In contrast, early qualitative evaluations of Gemini reveal its remarkable ability to perform crossmodal reasoning. For instance, in educational settings, Gemini can understand complex problems in physics, converting them into mathematical formulas, and providing correct solutions. This ability opens up transformative pathways in education as well as other fields.
Traditional LLMs are typically not very good at math, so the reasoning capabilities of the Gemini family of multimodal LLMs deserve some attention.
In another benchmark test focused on multimodal language understanding, Gemini Ultra achieved over 90% accuracy, surpassing other existing models. Google claims that human preference tests also showed a clear preference for Gemini over models like PaLM 2 in areas like creative writing.

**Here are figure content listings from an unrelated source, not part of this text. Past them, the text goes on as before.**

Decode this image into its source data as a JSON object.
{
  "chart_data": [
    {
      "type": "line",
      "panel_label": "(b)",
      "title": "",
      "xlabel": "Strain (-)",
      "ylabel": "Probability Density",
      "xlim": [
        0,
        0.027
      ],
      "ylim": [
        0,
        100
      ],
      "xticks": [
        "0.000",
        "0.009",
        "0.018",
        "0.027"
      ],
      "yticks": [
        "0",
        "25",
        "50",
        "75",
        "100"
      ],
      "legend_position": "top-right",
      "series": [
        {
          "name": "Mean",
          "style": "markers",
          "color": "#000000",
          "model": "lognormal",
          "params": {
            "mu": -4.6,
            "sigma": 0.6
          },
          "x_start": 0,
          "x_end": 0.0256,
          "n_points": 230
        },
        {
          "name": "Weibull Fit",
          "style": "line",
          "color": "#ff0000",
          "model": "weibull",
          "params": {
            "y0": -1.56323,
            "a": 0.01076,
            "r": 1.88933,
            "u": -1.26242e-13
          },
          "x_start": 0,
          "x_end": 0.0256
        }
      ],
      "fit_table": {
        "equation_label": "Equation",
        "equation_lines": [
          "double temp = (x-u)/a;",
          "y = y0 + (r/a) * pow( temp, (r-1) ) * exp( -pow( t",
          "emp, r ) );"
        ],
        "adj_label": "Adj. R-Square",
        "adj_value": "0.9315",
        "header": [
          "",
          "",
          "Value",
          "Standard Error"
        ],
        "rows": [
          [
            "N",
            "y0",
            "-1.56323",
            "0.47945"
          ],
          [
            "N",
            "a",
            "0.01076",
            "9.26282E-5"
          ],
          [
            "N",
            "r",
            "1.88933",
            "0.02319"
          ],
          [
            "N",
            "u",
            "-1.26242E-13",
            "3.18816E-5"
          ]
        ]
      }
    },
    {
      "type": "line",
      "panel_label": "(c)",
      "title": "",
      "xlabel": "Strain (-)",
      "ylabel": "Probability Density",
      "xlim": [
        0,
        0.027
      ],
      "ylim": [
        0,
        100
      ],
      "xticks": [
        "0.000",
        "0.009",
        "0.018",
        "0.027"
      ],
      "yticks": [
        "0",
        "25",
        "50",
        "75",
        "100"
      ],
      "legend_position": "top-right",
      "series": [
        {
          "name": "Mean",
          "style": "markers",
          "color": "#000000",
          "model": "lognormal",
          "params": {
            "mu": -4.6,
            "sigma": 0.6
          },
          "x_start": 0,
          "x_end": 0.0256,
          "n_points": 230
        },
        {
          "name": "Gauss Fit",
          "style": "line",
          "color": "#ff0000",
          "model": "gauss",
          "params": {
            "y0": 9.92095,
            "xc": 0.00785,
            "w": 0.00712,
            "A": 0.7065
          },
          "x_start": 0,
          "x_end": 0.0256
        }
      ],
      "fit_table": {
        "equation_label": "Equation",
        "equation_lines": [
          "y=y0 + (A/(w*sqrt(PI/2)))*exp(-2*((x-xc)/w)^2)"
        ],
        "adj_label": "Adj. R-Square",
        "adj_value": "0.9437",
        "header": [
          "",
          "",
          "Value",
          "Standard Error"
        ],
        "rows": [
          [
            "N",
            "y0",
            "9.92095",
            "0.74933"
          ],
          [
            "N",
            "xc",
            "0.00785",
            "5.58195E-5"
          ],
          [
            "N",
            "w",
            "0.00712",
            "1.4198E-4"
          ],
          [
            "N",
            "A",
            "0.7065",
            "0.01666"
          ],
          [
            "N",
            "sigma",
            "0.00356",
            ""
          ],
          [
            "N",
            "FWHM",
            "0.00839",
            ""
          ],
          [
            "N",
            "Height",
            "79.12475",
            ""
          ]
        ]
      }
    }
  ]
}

The smaller service, Gemini Nano, is engineered for on-device efficiency, excelling in summarization, reading comprehension, and various reasoning tasks. Despite its smaller size, Gemini Nano shows remarkable performance in comparison to the larger Gemini Pro model. This means Gemini might become the preferred AI to power mobile assistants that can or must work offline.
Gemini looks like a very strong debut, by any measure. And as Google’s AI capabilities are improved, their versatility could enable new applications across many domains. For now, however, further real-world testing is required to determine its realistic performance levels.
Users can test a fine-tuned version of Gemini Pro today with Bard. Gemini Ultra will be released next year in a new version of Google’s chatbot called Bard Advanced. Google ultimately expects to launch Gemini in over 170 different languages and use the technology to power its Pixel Lineup and the Search Generative Experience.